Lee Wishau was preparing his catamaran for a sail in the shallows of North Bay when he saw the rock pier he'd fished from for years was completely exposed and a landmark rock - typically under 12 inches of water - cleared the water line by 2 feet.
"I've been going to that beach my whole life," said Wishau of Racine. "That's the first time I've ever been able to walk around the pier without getting wet."
About five minutes later, Wishau said the water gradually came back up, then went out again, but not as drastically. He said he observed several smaller seiches over the next day.
Wishau's observations are backed by data recorded by the National Oceanographic and Atmospheric Administration station in the Lake Michigan waters off Milwaukee. NOAA reported the low-water mark at 4:30 p.m. on July 5.
A seiche is a periodic oscillation of water level caused by an atmospheric disturbance passing over large, confined bodies of water.
The disturbances that cause seiches include the rapid changes in atmospheric pressure with the passage of low or high pressure weather systems, rapidly-moving weather fronts and major shifts in the directions of strong winds.
Although the weather in Racine early on the afternoon of July 5 was pleasant - sunny, 75 degrees with a 10 mph southeast wind - a powerful front had passed through overnight and in the early morning, piling up water on the Michigan side of the lake.
The phenomenon seen by Wishau was part of a massive energy transfer in southern Lake Michigan, raising water levels to the east and creating deadly rip currents. Seven people drowned in the storms of the July 4th weekend on beaches near St. Joseph, Mich.
Small seiches (less than a foot high) are an everyday occurrence on the Great Lakes, according to Dave Schwab, a scientist with the Great Lakes Environmental Research Lab in Ann Arbor, Mich.
But the biggest seiches can clash ships together in harbors, snap mooring lines and swamp fishing boats. Great Lakes history is filled with accounts of large, and occasionally deadly, seiches.
In 1834, during a summer storm, the St. Mary's River at Sault Ste. Marie, Mich. suddenly emptied and, an hour later, filled back up. Local residents flocked into the river bed to catch stranded fish and narrowly escaped the returning surge, according to reports.

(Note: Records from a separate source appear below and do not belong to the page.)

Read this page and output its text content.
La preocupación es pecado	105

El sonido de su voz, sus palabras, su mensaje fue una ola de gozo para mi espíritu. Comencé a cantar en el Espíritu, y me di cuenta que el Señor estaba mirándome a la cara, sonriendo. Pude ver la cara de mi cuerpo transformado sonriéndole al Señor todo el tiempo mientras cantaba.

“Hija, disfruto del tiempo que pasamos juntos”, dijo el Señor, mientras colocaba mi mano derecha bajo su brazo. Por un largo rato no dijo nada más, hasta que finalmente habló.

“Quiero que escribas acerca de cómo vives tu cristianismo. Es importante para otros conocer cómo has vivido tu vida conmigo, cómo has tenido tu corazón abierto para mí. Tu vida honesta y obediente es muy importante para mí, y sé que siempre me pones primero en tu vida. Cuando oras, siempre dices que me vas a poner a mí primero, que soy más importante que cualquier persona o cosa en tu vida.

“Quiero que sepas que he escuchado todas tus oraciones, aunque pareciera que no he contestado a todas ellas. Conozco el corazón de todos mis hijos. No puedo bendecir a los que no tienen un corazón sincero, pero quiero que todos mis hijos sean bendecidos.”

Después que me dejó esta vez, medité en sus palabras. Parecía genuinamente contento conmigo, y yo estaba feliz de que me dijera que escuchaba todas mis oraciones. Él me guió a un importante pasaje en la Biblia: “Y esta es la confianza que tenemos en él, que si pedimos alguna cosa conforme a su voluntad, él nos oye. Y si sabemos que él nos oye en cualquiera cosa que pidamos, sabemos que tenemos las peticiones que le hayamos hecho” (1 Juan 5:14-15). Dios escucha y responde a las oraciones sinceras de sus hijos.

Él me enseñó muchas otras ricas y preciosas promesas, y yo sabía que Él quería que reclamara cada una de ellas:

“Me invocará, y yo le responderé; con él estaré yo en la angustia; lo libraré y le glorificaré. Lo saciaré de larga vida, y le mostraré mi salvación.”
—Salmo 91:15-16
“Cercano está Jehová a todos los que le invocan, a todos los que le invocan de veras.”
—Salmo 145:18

More recently, on July 13, 1995, a big Lake Superior seiche left some boats hanging from the docks on their mooring lines when the lake water suddenly retreated. In that seiche, lake water went out and came back within 15 to 20 minutes at Ashland, Wisconsin, Marquette and Point Iroquois, Michigan, and Rossport, Ontario. In just a few minutes, water levels changed about three feet.
And in 1998 a seiche occurred in Two Harbors, Minnesota, that caused several hundred thousand dollars of damage to vessels loading iron ore at the Duluth Missabe Iron Range Railway Company docks. According to published reports, the dock manager said two seiches from 12 to 15 feet were responsible.
According to Noel Pavlovic, ecologist at the Lake Michigan Ecological Research Station in Indiana, seiches are most common on Lake Erie, because of its East-to-West orientation, but do occur frequently on Lake Michigan.